Weißer Pfeffer: fortgeschrittene Reife und Enthülsung
Die Körner werden reif geerntet, dann über Nacht in Wasser eingeweicht, um das Perikarp durch Reiben zu entfernen. Anschließend werden sie an der Sonne getrocknet. Aromatisches Profil: milder und weniger scharf als der schwarze, mit leicht zitronigen und blumigen Noten.
| Farbe | Erntestadium | Verarbeitung | Aromatisches Profil |
| Frischgrün | Vor der Reife | Salzkonservierung oder Dehydrierung | Frisch, kräuterartig, leicht scharf |
| Schwarz | Standard-Reife | Überbrühen und Sonnentrocknung | Intensiv, holzig, fruchtig, scharf |
| Rot | Volle Reife | Schattentrocknung | Mild, fruchtig, komplex |
| Weiß | Fortgeschrittene Reife | Enthülsung und Sonnentrocknung | Mild, zitronig, weniger scharf |
Die IGP-Zertifizierung: was sie konkret garantiert
Der Kampot-Pfeffer erhielt seine IGP in Kambodscha im Jahr 2010, gefolgt von der europäischen Anerkennung im Jahr 2016. Er gehört zu den ersten asiatischen Gewürzen, die von dieser doppelten Zertifizierung profitieren.

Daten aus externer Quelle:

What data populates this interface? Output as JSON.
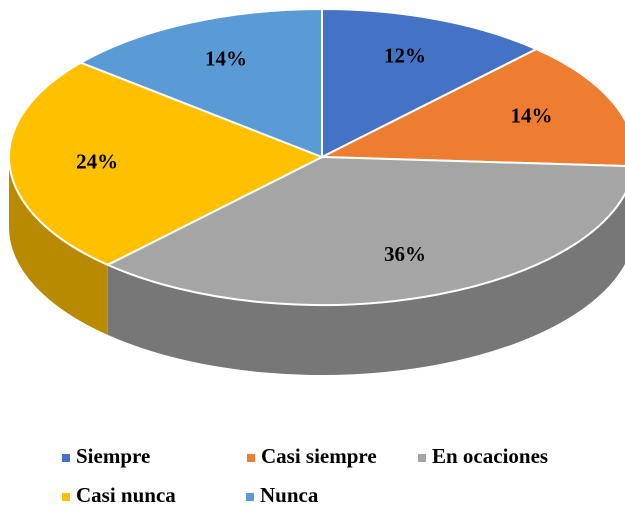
{
  "chart_data": {
    "type": "pie",
    "categories": [
      "Siempre",
      "Casi siempre",
      "En ocaciones",
      "Casi nunca",
      "Nunca"
    ],
    "values": [
      12,
      14,
      36,
      24,
      14
    ],
    "value_labels": [
      "12%",
      "14%",
      "36%",
      "24%",
      "14%"
    ],
    "colors": [
      "#4472c4",
      "#ed7d31",
      "#a5a5a5",
      "#ffc000",
      "#5b9bd5"
    ]
  }
}
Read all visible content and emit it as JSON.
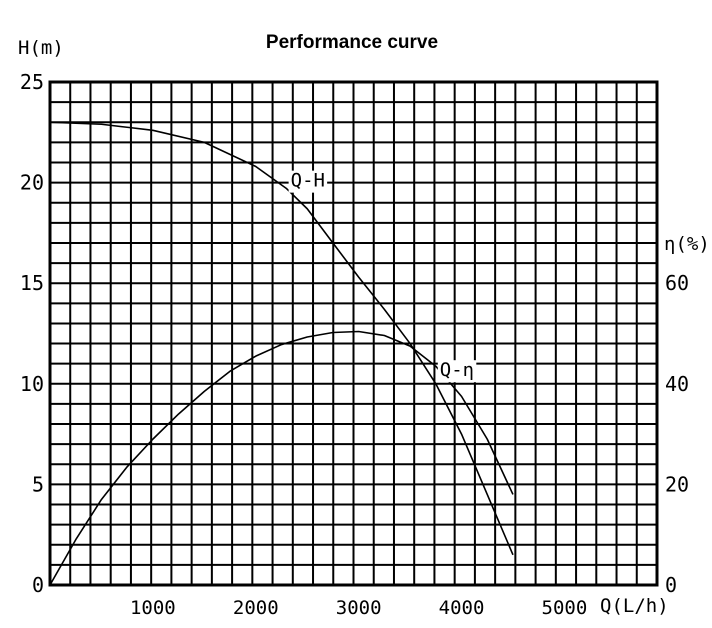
{
  "chart_data": {
    "type": "line",
    "title": "Performance curve",
    "xlabel": "Q(L/h)",
    "ylabel_left": "H(m)",
    "ylabel_right": "η(%)",
    "x_ticks": [
      1000,
      2000,
      3000,
      4000,
      5000
    ],
    "x_zero_label": "",
    "xlim": [
      0,
      5900
    ],
    "y_left_ticks": [
      0,
      5,
      10,
      15,
      20,
      25
    ],
    "ylim_left": [
      0,
      25
    ],
    "y_right_ticks": [
      0,
      20,
      40,
      60
    ],
    "ylim_right": [
      0,
      100
    ],
    "grid": true,
    "series": [
      {
        "name": "Q-H",
        "axis": "left",
        "x": [
          0,
          500,
          1000,
          1500,
          2000,
          2300,
          2500,
          2750,
          3000,
          3250,
          3500,
          3750,
          4000,
          4250,
          4500
        ],
        "y": [
          23.0,
          22.9,
          22.6,
          22.0,
          20.8,
          19.7,
          18.7,
          17.0,
          15.3,
          13.7,
          12.0,
          10.0,
          7.5,
          4.5,
          1.5
        ]
      },
      {
        "name": "Q-η",
        "axis": "right",
        "x": [
          0,
          250,
          500,
          750,
          1000,
          1250,
          1500,
          1750,
          2000,
          2250,
          2500,
          2750,
          3000,
          3250,
          3500,
          3750,
          4000,
          4250,
          4500
        ],
        "y": [
          0,
          9,
          17,
          23.5,
          29,
          34,
          38.5,
          42.5,
          45.5,
          47.8,
          49.3,
          50.2,
          50.4,
          49.6,
          47.5,
          43.5,
          37.5,
          29,
          18
        ]
      }
    ],
    "annotations": [
      {
        "text": "Q-H",
        "series": "Q-H"
      },
      {
        "text": "Q-η",
        "series": "Q-η"
      }
    ]
  }
}
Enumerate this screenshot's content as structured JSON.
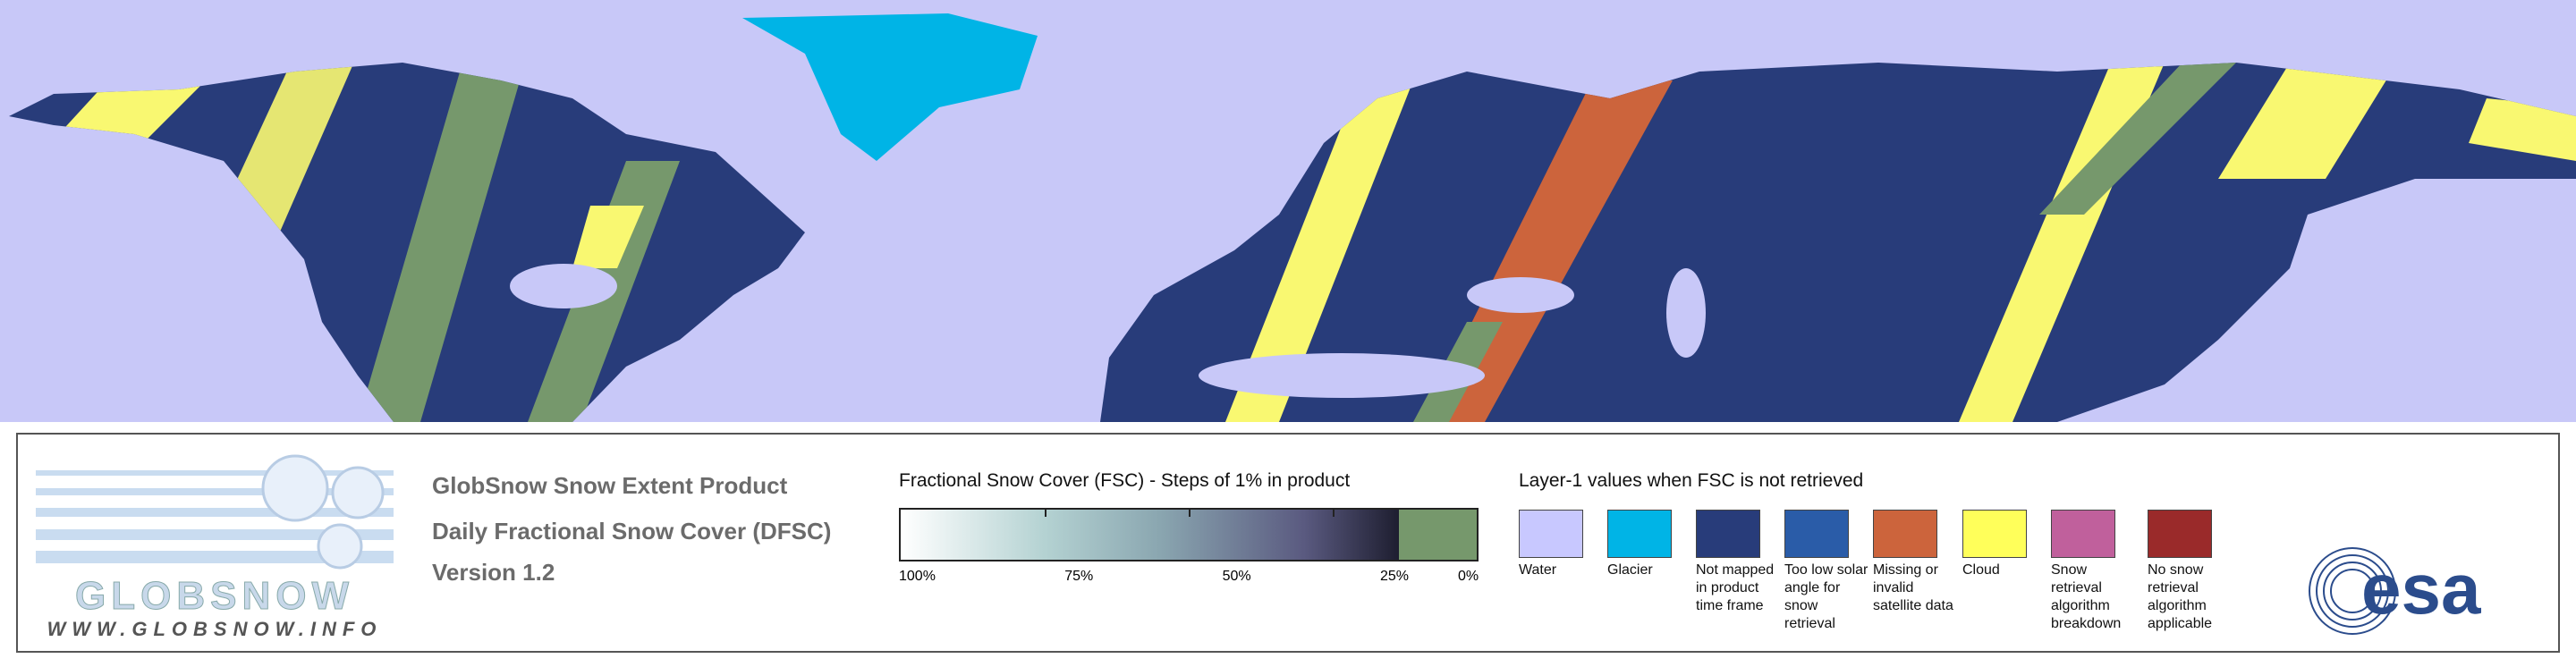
{
  "logo": {
    "name": "GLOBSNOW",
    "url": "WWW.GLOBSNOW.INFO"
  },
  "product": {
    "title": "GlobSnow Snow Extent Product",
    "subtitle": "Daily Fractional Snow Cover (DFSC)",
    "version": "Version 1.2"
  },
  "fsc_legend": {
    "title": "Fractional Snow Cover (FSC) - Steps of 1% in product",
    "ticks": [
      "100%",
      "75%",
      "50%",
      "25%",
      "0%"
    ]
  },
  "layer1_legend": {
    "title": "Layer-1 values when FSC is not retrieved",
    "items": [
      {
        "label": "Water",
        "color": "#c8c8ff"
      },
      {
        "label": "Glacier",
        "color": "#00b4e6"
      },
      {
        "label": "Not mapped in product time frame",
        "color": "#283c7a"
      },
      {
        "label": "Too low solar angle for snow retrieval",
        "color": "#2a5ca8"
      },
      {
        "label": "Missing or invalid satellite data",
        "color": "#cc643c"
      },
      {
        "label": "Cloud",
        "color": "#ffff5a"
      },
      {
        "label": "Snow retrieval algorithm breakdown",
        "color": "#c0609c"
      },
      {
        "label": "No snow retrieval algorithm applicable",
        "color": "#9a2a2a"
      }
    ]
  },
  "agency": "esa"
}
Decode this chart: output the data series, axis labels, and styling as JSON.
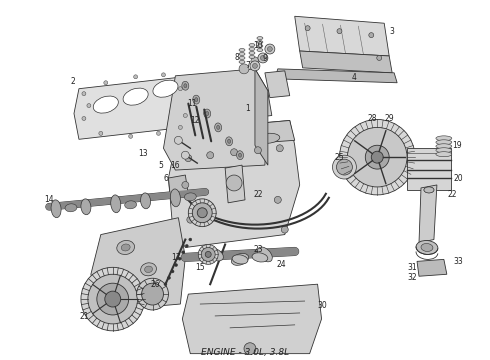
{
  "caption": "ENGINE - 3.0L, 3.8L",
  "caption_fontsize": 6.5,
  "bg": "#ffffff",
  "lc": "#333333",
  "tc": "#222222",
  "lw": 0.6,
  "fig_w": 4.9,
  "fig_h": 3.6,
  "dpi": 100
}
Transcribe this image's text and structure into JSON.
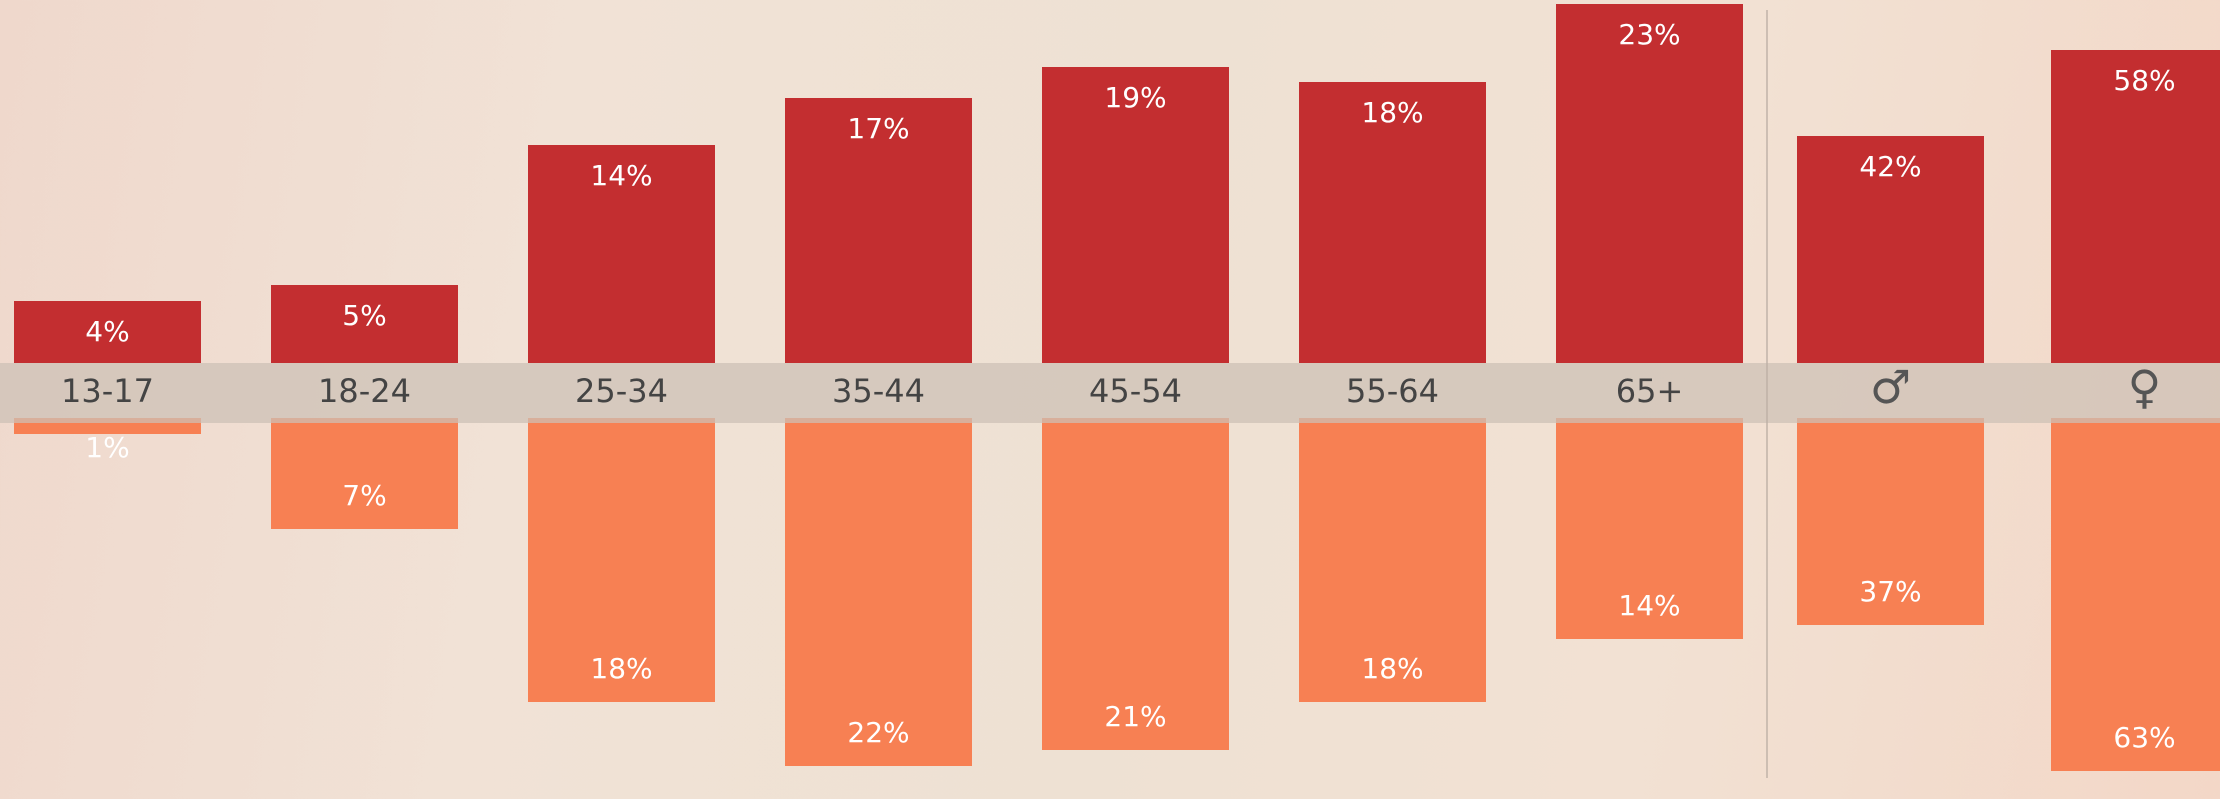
{
  "chart_data": {
    "type": "bar",
    "categories": [
      "13-17",
      "18-24",
      "25-34",
      "35-44",
      "45-54",
      "55-64",
      "65+",
      "♂",
      "♀"
    ],
    "series": [
      {
        "values": [
          4,
          5,
          14,
          17,
          19,
          18,
          23,
          42,
          58
        ],
        "labels": [
          "4%",
          "5%",
          "14%",
          "17%",
          "19%",
          "18%",
          "23%",
          "42%",
          "58%"
        ],
        "color": "#c32e30",
        "direction": "up"
      },
      {
        "values": [
          1,
          7,
          18,
          22,
          21,
          18,
          14,
          37,
          63
        ],
        "labels": [
          "1%",
          "7%",
          "18%",
          "22%",
          "21%",
          "18%",
          "14%",
          "37%",
          "63%"
        ],
        "color": "#f78053",
        "direction": "down"
      }
    ],
    "category_band_color": "#cdc0b6"
  }
}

Konkret schreibt die Zertifizierung ein streng auf die Provinzen Kampot und Kep begrenztes Produktionsgebiet vor, definierte Anbaumethoden ohne chemische Betriebsmittel, eine obligatorisch manuelle Ernte sowie eine vollständige Rückverfolgbarkeit jedes Lots. Die KPPA (Kampot Pepper Promotion Association) gewährleistet Kontrolle, Rückverfolgbarkeit und Schutz vor Fälschungen. Im Jahr 2026 umfasst sie 344 zertifizierte Produzenten in der IGP-Zone.
Häufig gestellte Fragen zum Anbau des Kampot-Pfeffers
Kann man Pfefferkörner direkt vom Strauch essen?
Ja, und das ist eine besondere Erfahrung. Die frischen Körner sind vollkommen genießbar. Das frische grüne Korn hat einen kräuterartig-saftigen Geschmack, der sich sehr vom getrockneten Pfeffer unterscheidet. Besucher unserer Farm in Kampot können sie während der Führungen probieren. Auf diese Weise wird Pfeffer in Kambodscha traditionell konsumiert, oft als Beilage zu Kep-Krabben.
Wie entsteht schwarzer Pfeffer?
Schwarzer Pfeffer wird gewonnen, indem die Körner bei Standard-Reife geerntet werden, noch dunkelgrün an der Rispe. Sie werden kurz überbrüht, um die Oxidation einzuleiten, und dann 2 bis 3 Tage an der Sonne getrocknet. Während dieses Trocknens runzelt sich das Perikarp und schwärzt, was dem Pfeffer seine charakteristische Farbe und Textur verleiht.
Wie lange dauert es, bis ein Pfefferstrauch trägt?
Ein aus einem Steckling gepflanzter Pfefferstrauch bildet seine ersten Rispen nach 3 Jahren. Die volle Produktion wird etwa im 5. oder 6. Jahr erreicht. Ein gut gepflegter Pfefferstrauch bleibt 15 bis 20 Jahre produktiv.
Was unterscheidet Kampot-Pfeffer von anderen Pfeffern?
Kampot-Pfeffer zeichnet sich durch sein Terroir aus: lateritischer, eisen- und mineralstoffreicher Boden, tropisches Klima reguliert durch die Brisen des Golfs von Thailand, 100% manuelle und biologische Anbaumethoden. Dasselbe Piper nigrum, gepflanzt in Vietnam, ergibt einen anderen Pfeffer. Die IGP-Zertifizierung schützt diese Einzigartigkeit.